After a productive week in Washington where I voted to keep the government funded, I am looking forward to returning home to spend time with family and meet with constituents.
I wanted to take a moment to share with you some thoughts on the state of our democracy and the erosion of our voting rights. As your representative, I am seeking every opportunity to guarantee the right to vote and to stand against all efforts to restrict this most fundamental right. That is why I am an original cosponsor of and voted for the John Lewis Voting Rights Advancement Act, and why I was willing to get arrested peacefully protesting Senate inaction on the issue.
However today, I would like to provide you an update from inside the Supreme Court, which is yet again considering weakening the Voting Rights Act.
As chairman of the House Judiciary Subcommittee on Courts, I regularly speak to gatherings of judges and justices at meetings of the Judicial Conference held at the U.S. Supreme Court.
But this week I was privileged to, for the first time, observe oral argument before the Supreme Court. It’s important because at the very moment our democracy is at risk, this case could decide the fate of minority voting power across the country for generations.
The case is Merrill v. Milligan, an Alabama case that the Supreme Court chose to hear to decide whether Alabama violated Section 2 of the Voting Rights Act (VRA) with its redistricting plan that included only one majority Black district out of seven – despite having a population that is 27% Black. Today, Alabama has seven members of Congress, but only one is Black – Rep. Terri Sewell.
The district court found that Alabama violated the VRA by packing too many Blacks into a single majority Black district, and that the VRA requires that the majority Black district be unpacked so that a second Black opportunity district could be created.
And by the way, this is what a panel of three judges – two of whom were appointed by Donald Trump – said unanimously 3-0.The three-judge panel in the Northern District Court of Alabama found that the Alabama redistricting map was a “straightforward Section 2” violation and ordered that Alabama draw a new map. Ominously however, the Supreme Court reversed the lower court and ordered that the election be held using the challenged map while the case proceeds to final resolution.
The fact that the Supreme Court chose to allow elections under a racially discriminatory map after the lower court deemed the map to be a straightforward violation of the VRA raises alarms that the ultra-conservative Supreme Court appears prepared to gut the VRA even more than it already has.
In my opinion, those fears are well founded – particularly based on the arguments I heard from the attorney representing Alabama, and the questions and assertions raised by Justices Clarence Thomas and Samuel Alito, and to a lesser extent those raised by Justices Brett Kavanaugh and Amy Comey Barrett.
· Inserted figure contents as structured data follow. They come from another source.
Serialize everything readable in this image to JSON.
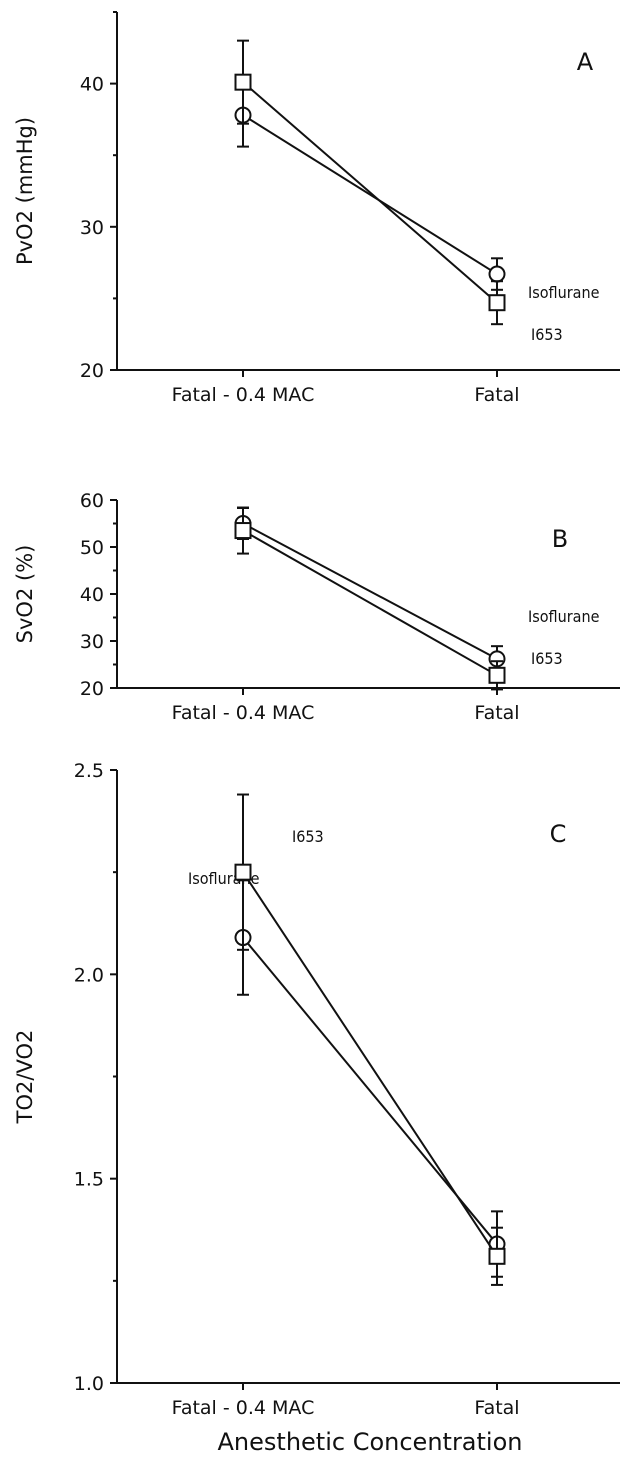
{
  "chart_data": [
    {
      "type": "line",
      "panel_label": "A",
      "ylabel": "PvO2 (mmHg)",
      "xlabel": "",
      "categories": [
        "Fatal - 0.4 MAC",
        "Fatal"
      ],
      "ylim": [
        20,
        45
      ],
      "yticks": [
        20,
        30,
        40
      ],
      "ytick_labels": [
        "20",
        "30",
        "40"
      ],
      "grid": false,
      "series": [
        {
          "name": "Isoflurane",
          "marker": "circle",
          "values": [
            37.8,
            26.7
          ],
          "errors": [
            2.2,
            1.1
          ]
        },
        {
          "name": "I653",
          "marker": "square",
          "values": [
            40.1,
            24.7
          ],
          "errors": [
            2.9,
            1.5
          ]
        }
      ]
    },
    {
      "type": "line",
      "panel_label": "B",
      "ylabel": "SvO2 (%)",
      "xlabel": "",
      "categories": [
        "Fatal - 0.4 MAC",
        "Fatal"
      ],
      "ylim": [
        20,
        60
      ],
      "yticks": [
        20,
        30,
        40,
        50,
        60
      ],
      "ytick_labels": [
        "20",
        "30",
        "40",
        "50",
        "60"
      ],
      "grid": false,
      "series": [
        {
          "name": "Isoflurane",
          "marker": "circle",
          "values": [
            55.0,
            26.2
          ],
          "errors": [
            3.3,
            2.7
          ]
        },
        {
          "name": "I653",
          "marker": "square",
          "values": [
            53.5,
            22.7
          ],
          "errors": [
            4.9,
            3.0
          ]
        }
      ]
    },
    {
      "type": "line",
      "panel_label": "C",
      "ylabel": "TO2/VO2",
      "xlabel": "Anesthetic Concentration",
      "categories": [
        "Fatal - 0.4 MAC",
        "Fatal"
      ],
      "ylim": [
        1.0,
        2.5
      ],
      "yticks": [
        1.0,
        1.5,
        2.0,
        2.5
      ],
      "ytick_labels": [
        "1.0",
        "1.5",
        "2.0",
        "2.5"
      ],
      "grid": false,
      "series": [
        {
          "name": "Isoflurane",
          "marker": "circle",
          "values": [
            2.09,
            1.34
          ],
          "errors": [
            0.14,
            0.08
          ]
        },
        {
          "name": "I653",
          "marker": "square",
          "values": [
            2.25,
            1.31
          ],
          "errors": [
            0.19,
            0.07
          ]
        }
      ]
    }
  ]
}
Alabama’s attorney argued that requiring Alabama to use race in drawing congressional districts would violate the Equal Protection Clause of the Fourteenth Amendment. But as Justice Ketanji Brown Jackson pointed out, that amendment was ratified for the very purpose of ensuring that Black people were treated equally, and therefore requiring Alabama to draw a map that would give its Black citizens an opportunity to elect the representative of their choice could not violate the Fourteenth Amendment. In other words, Black people of Alabama have a constitutional right to not be packed into one district.
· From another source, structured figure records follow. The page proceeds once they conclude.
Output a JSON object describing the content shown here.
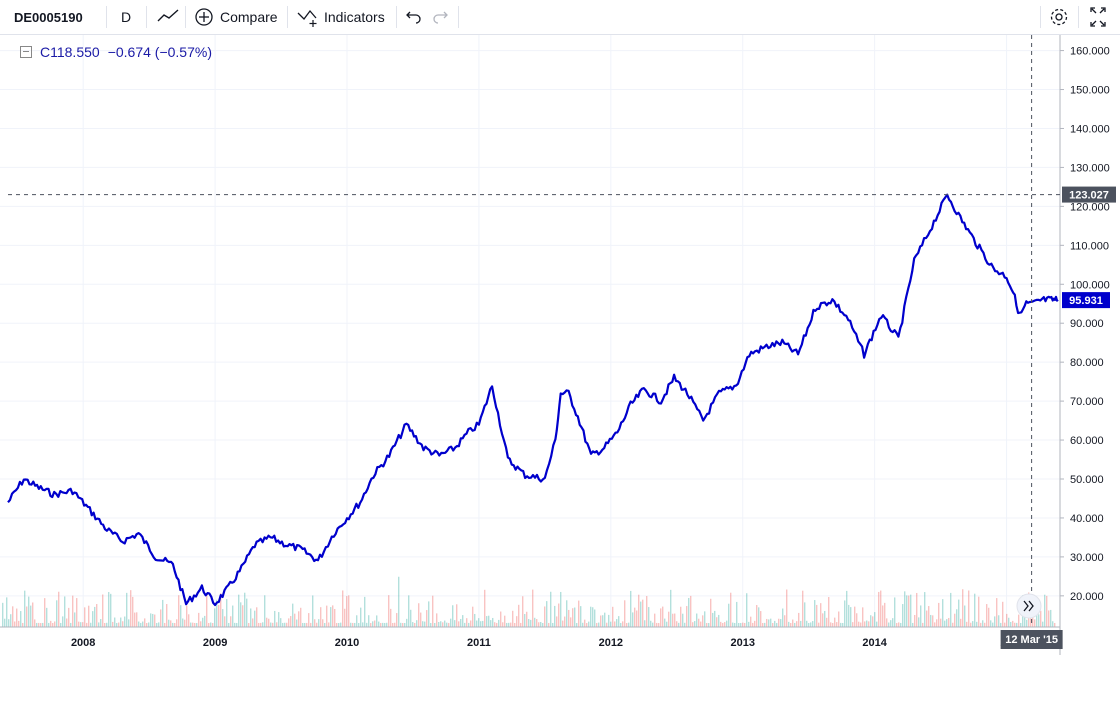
{
  "toolbar": {
    "symbol": "DE0005190",
    "interval": "D",
    "compare_label": "Compare",
    "indicators_label": "Indicators"
  },
  "legend": {
    "close": "C118.550",
    "change": "−0.674 (−0.57%)"
  },
  "crosshair": {
    "price_label": "123.027",
    "date_label": "12 Mar '15"
  },
  "last_price_label": "95.931",
  "colors": {
    "line": "#0000cc",
    "volume_up": "#26a69a",
    "volume_down": "#ef5350",
    "grid": "#f0f3fa",
    "last_price_badge": "#0000cc",
    "crosshair_badge": "#4c525e"
  },
  "chart_data": {
    "type": "line",
    "ylim": [
      12,
      164
    ],
    "y_ticks": [
      "160.000",
      "150.000",
      "140.000",
      "130.000",
      "120.000",
      "110.000",
      "100.000",
      "90.000",
      "80.000",
      "70.000",
      "60.000",
      "50.000",
      "40.000",
      "30.000",
      "20.000"
    ],
    "x_ticks": [
      "2008",
      "2009",
      "2010",
      "2011",
      "2012",
      "2013",
      "2014",
      "20"
    ],
    "x_range": [
      2007.43,
      2015.39
    ],
    "grid": true,
    "series": [
      {
        "x": [
          2007.43,
          2007.55,
          2007.65,
          2007.78,
          2007.92,
          2008.05,
          2008.18,
          2008.3,
          2008.42,
          2008.55,
          2008.68,
          2008.78,
          2008.9,
          2009.0,
          2009.1,
          2009.2,
          2009.3,
          2009.42,
          2009.55,
          2009.65,
          2009.78,
          2009.9,
          2010.0,
          2010.1,
          2010.2,
          2010.32,
          2010.45,
          2010.58,
          2010.7,
          2010.82,
          2010.92,
          2011.0,
          2011.1,
          2011.22,
          2011.35,
          2011.5,
          2011.58,
          2011.62,
          2011.68,
          2011.75,
          2011.85,
          2011.95,
          2012.05,
          2012.15,
          2012.25,
          2012.38,
          2012.48,
          2012.58,
          2012.7,
          2012.82,
          2012.95,
          2013.05,
          2013.18,
          2013.3,
          2013.42,
          2013.55,
          2013.68,
          2013.8,
          2013.92,
          2014.05,
          2014.18,
          2014.3,
          2014.42,
          2014.55,
          2014.65,
          2014.78,
          2014.9,
          2015.0,
          2015.05,
          2015.1,
          2015.15,
          2015.2,
          2015.27,
          2015.32,
          2015.36,
          2015.39
        ],
        "y": [
          44,
          50,
          48,
          46,
          47,
          42,
          37,
          34,
          36,
          30,
          28,
          18,
          22,
          18,
          22,
          27,
          33,
          35,
          33,
          32,
          29,
          36,
          40,
          44,
          51,
          56,
          64,
          58,
          56,
          58,
          62,
          64,
          74,
          55,
          51,
          50,
          60,
          72,
          72,
          66,
          56,
          58,
          62,
          69,
          73,
          70,
          76,
          72,
          65,
          72,
          74,
          82,
          84,
          85,
          82,
          94,
          96,
          91,
          82,
          92,
          86,
          106,
          114,
          123,
          117,
          110,
          104,
          102,
          98,
          92,
          95,
          95,
          96,
          96,
          96,
          96
        ],
        "name": ""
      }
    ]
  }
}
Despite the gallant efforts of Justices Jackson, Kagan and Sotomayor to uphold judicial deference to legislative intent and adherence to stare decisis and prior Court precedence, the right wingers on the Court appear ready to eviscerate the VRA. If that happens, the voting rights of Black Americans will be severely threatened, and democracy for all will be imperiled.
While I remain hopeful that Justices Kagan, Sotomayor and Jackson will somehow prevail by convincing their colleagues to refrain from judicial activism and affirm the rulings of the lower court ordering Alabama to draw a map that contains two opportunity districts for Alabama’s Black voters, I am prepared for the worse.
In the Supreme Court’s last assault on the VRA in 2021, Justice Kagan noted in her dissent in Brnovich v. DNC that the Voting Rights Act represents the best and the worst of America, because while it “…marries two great ideals: democracy and racial equality…”, the reality is that the VRA remains necessary because state and local governments continue to pass laws that deprive Black citizens of their right to vote.
We’re witnessing in real time the curtailment of our civil and voting rights by an extremist Supreme Court. This term they’re debating Black Alabamans’ constitutional rights to participate in our democracy. Next term, your constitutional rights could be on the chopping block. We must all take heed that freedom and democracy are under attack.
U.S. Rep. Hank Johnson, D-Stonecrest, represents Georgia’s 4th Congressional District that includes part of Newton County in the U.S. House of Representatives.